Por um lado, o baixo desempenho do escoamento da carne e estoques confortáveis desestimularam as compras. Mas, do outro, os pecuaristas aguardam melhores preços do boi gordo para fechar negócios
Nesta quarta-feira, 22, o mercado físico do boi gordo encerrou com alta na maioria das praças monitoradas pelas principais consultorias que acompanham o mercado pecuário diariamente. Entretanto, é importante ressaltar que as altas não possuem tanta intensidade como aquela observada na primeira quinzena do mês. Dessa forma, os preços do mercado interno e escoamento lento para o período são fatores que enfraquecem o movimento otimista de novas altas, deixando o mercado sem direção.
Segundo o consultor de Safras & Mercado Fernando Henrique Iglesias, o grande ponto que travou os índices da arroba é o enfraquecimento dos valores da carne no mercado interno. Com isso, continua a consultoria, os patamares ficaram estáveis no comparativo com a terça-feira.
“O baixo desempenho do escoamento da carne e estoques confortáveis desestimularam as compras”, afirma a Scot. No lado de dentro das porteiras, os pecuaristas aguardam melhores preços para fechar negócios, acrescenta a consultoria.
Para a Agrifatto, o destaque positivo foi para Rondônia que registrou um incremento de 0,57% e o boi gordo ficou cotado a R$ 280,98/@. Em contrapartida, Minas Gerais foi, pelo segundo dia consecutivo, a praça que mais desvalorizou (-0,41%) e o boi gordo fechou o dia a R$ 317,81/@.
Para a consultoria, diante da negociação “da mão para a boca” e da pressão reduzida sobre os pecuaristas, os preços do animal terminado permaneceram inalterados nesta semana. “A escassez de oferta (de boiadas gordas) se tornou ainda mais evidente, com o volume negociado sendo apenas suficiente para garantir o atendimento das escalas de seis dias, na média nacional”, afirma a Agrifatto.
Com isso, o preço médio do boi gordo em São Paulo permaneceu em R$ 335/@ (mesmo valor para o boi “comum” e o “boi-China”, de acordo com apuração da Agrifatto).
Nas demais 16 regiões monitoradas pela consultoria, a média de preço do animal terminado subiu para R$ 305,30/@. “Três das 17 praças monitoradas valorizaram a arroba (MA, RJ e TO); as outras 14 mantiveram suas cotações laterais”, ressalta a Agrifatto.

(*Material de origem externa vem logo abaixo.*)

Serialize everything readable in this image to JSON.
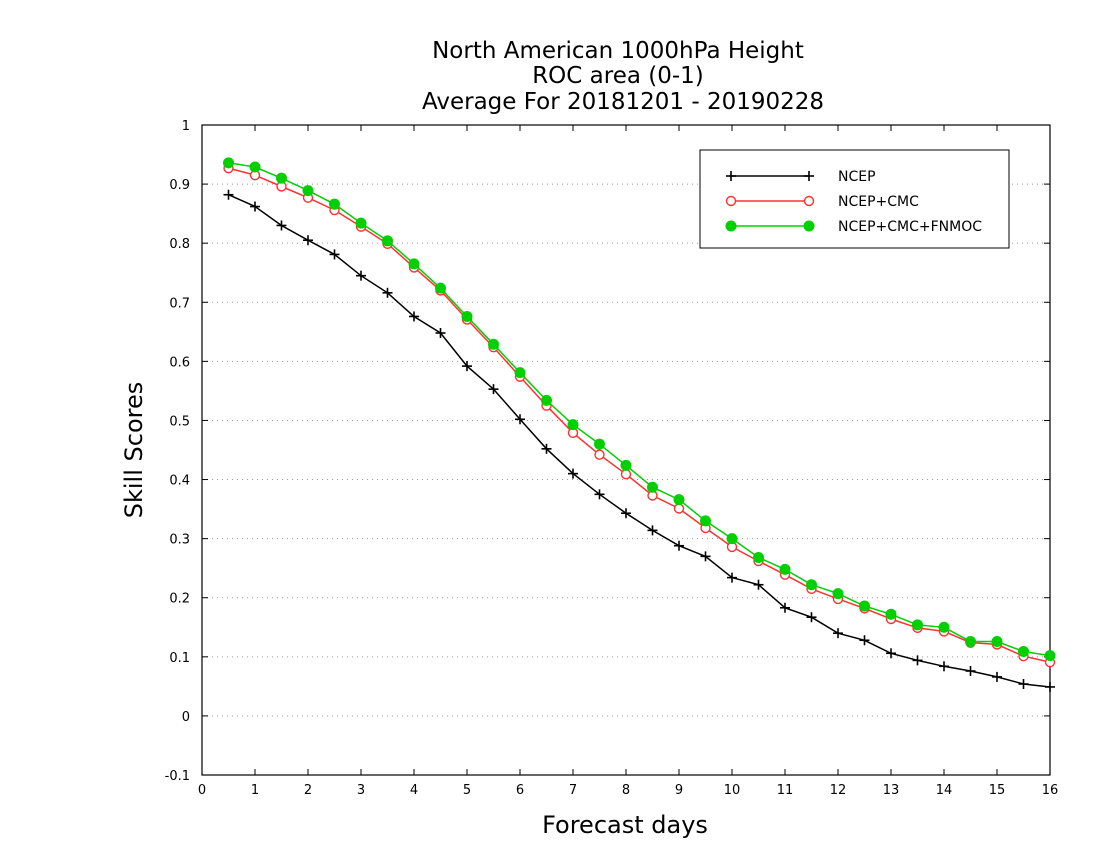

Já para o mercado futuro, a Agrifatto apontou que na B3 o pessimismo se instalou em todos os vencimentos, com o fev/25 registrando queda de 2,02% e encerrando o dia a R$ 322,25/@.
Exportações em bom ritmo, mas com preocupações no radar
No mercado internacional da carne bovina, com a proximidade do Ano Novo Chinês, o mercado na China está em um ritmo mais lento, com as negociações desacelerando. O dianteiro bovino brasileiro está cotado a US$ 4.800/t, embora esse valor não seja atrativo para muitos exportadores brasileiros. Os importadores chineses, por outro lado, estão se apoiando em estoques bem abastecidos, consumo fraco e a desvalorização do yuan para “segurar” novos pedidos em larga escala.
Esse cenário indica que os chineses devem aguardar o término das comemorações para definir novas estratégias de compra, o que nos desafia a manter a flexibilidade e monitorar os movimentos do mercado pós feriado.
Atacado impactando o mercado do boi gordo
O mercado atacadista apresenta preços acomodados no decorrer da semana. Para Iglesias, o ambiente de negócios ainda sugere pela queda das cotações no curto prazo, que devem ocorrer de maneira mais intensa nos cortes do traseiro bovino, pelo padrão de consumo delimitado para o primeiro bimestre.
“A preferência da população ainda recai sobre proteínas de menor valor agregado, a exemplo da carne de frango, embutidos e ovo”, salienta.
O quarto traseiro foi precificado a R$ 26 por quilo. O quarto dianteiro ainda é cotado a R$ 18,50, por quilo. Já a ponta de agulha ainda é precificada a R$ 18,70 por quilo.
Câmbio
O dólar comercial encerrou a sessão em queda de 1,40%, sendo negociado a R$ 5,9465 para venda e a R$ 5,9445 para compra. Durante o dia, a moeda norte-americana oscilou entre a mínima de R$ 5,9157 e a máxima de R$ 6,0202.